We’re trying to just direct ship ore and such. It’ll be some of the cheapest CapEx for a mine in the industry, but it’s still CapEx. So we got to keep our belt tightened. Hopefully, that gets to your question. Ray Leeb came back with another question. Is there any progress getting electrical power to the site? Not a lot, Ray. They have come out. There was a little bit of issue on their end with a couple of groups talking to each other on their end, not us. We think they have that sorted, and we are just itching to hear a construction start date. I think that’s the best update I can give you. I would have liked to have had the line done by now.
As you guys will fully know that have been following us, we’ve been trying to get this power line for over five years. We got nowhere during the Biden administration. Trump gets in, and all of a sudden, this just popped out of the blue. We kind of, I don’t want to say given up, but we just quit pushing on him because we were getting nowhere. All of a sudden, we get, boom, Trump’s in, and boom, this drops in. I credit his administration with that and his Department of Energy with pushing projects. We’re part of that, I think. At least it’s moving. It takes a while when you’ve gone from a standstill to a walk or a run. That’s, I think, what’s happening with the power line. At least it’s moving.
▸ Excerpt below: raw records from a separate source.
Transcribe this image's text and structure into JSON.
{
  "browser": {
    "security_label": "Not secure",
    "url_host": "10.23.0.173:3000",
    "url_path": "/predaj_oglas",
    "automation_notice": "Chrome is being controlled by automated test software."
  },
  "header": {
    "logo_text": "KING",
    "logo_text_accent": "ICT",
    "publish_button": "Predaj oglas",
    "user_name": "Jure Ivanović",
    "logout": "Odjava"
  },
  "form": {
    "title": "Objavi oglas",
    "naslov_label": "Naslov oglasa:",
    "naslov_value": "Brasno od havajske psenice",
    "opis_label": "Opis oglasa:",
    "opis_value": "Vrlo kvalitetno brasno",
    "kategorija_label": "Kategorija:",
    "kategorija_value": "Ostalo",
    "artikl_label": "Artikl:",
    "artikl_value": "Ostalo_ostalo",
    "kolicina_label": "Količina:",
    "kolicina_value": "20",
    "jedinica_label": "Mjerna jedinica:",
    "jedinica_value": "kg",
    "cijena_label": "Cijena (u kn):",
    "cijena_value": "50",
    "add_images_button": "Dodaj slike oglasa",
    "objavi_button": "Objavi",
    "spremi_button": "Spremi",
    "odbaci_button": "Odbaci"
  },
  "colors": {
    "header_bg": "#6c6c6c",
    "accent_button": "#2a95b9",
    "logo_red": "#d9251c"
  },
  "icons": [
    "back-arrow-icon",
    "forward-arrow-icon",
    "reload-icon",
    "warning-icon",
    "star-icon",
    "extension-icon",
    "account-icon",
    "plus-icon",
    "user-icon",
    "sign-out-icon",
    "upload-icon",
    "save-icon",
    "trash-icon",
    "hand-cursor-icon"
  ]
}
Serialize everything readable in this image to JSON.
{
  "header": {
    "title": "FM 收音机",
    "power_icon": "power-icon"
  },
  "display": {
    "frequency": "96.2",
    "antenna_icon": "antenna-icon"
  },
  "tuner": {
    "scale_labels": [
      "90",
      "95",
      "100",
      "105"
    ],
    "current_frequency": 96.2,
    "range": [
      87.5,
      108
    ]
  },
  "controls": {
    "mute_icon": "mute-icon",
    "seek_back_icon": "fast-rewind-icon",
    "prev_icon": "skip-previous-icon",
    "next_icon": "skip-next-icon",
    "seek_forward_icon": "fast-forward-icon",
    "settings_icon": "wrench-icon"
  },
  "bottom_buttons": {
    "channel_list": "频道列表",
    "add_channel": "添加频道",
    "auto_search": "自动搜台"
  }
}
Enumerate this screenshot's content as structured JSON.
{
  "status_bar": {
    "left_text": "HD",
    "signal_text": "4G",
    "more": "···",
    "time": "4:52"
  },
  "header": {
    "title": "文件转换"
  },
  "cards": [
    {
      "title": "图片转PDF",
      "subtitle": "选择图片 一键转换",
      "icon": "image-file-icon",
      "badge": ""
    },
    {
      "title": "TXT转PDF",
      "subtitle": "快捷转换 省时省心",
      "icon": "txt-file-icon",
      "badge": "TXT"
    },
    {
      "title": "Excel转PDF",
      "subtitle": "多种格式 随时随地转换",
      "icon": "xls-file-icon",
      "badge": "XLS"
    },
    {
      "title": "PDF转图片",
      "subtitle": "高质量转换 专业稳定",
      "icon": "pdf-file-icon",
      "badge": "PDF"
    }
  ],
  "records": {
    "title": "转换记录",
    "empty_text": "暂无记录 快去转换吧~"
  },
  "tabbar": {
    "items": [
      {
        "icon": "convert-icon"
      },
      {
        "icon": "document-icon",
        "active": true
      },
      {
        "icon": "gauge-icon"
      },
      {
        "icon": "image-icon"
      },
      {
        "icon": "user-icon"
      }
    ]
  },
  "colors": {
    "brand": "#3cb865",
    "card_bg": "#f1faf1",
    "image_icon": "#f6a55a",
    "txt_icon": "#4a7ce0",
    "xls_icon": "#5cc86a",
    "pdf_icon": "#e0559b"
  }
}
That’s good news because we will save on energy costs when we get hooked to the power grid, which will be wonderful. It also might free up at least one of our diesel generators to take to our satellite deposits, if you will. A lot of good things could come of that. Okay, probably the last question we’ll do today because it’s running a little long. Let’s make this our last question from Tom Sturrik. Does the leach pad at Isabella Pearl have enough capacity for expected increases in mining activity? Great question, Tom. It does for the foreseeable future, and a very large percentage of County Line will be able to be put on that, as well as all of Scarlet South. When you combine them both, we’re getting toward the max, so we will be expanding the heap pad.
At some point in the future. We’re actively gearing up for that. Yeah, but we’re not in a race right now. We’re not going to be out of space. We fully expect to have the expansion complete before we need it, I guess, is probably the cleanest way to answer that. Okay. That went much longer than I thought. Let’s go ahead and conclude. If you were either in the queue on the live or I didn’t get to your question, please call back. Probably just call Craig. He’s available. I am traveling right now, so less available. If you can get me on my cell, great. Call us if you have any questions at any time. Apologies if we didn’t get to your question, but we’re always available. Very good.
With that, I’d like to conclude the call, and we’ll talk to you guys next quarter. Thank you.
Conference Operator: This concludes today’s conference, and you may disconnect your lines at this time. Thank you for your time.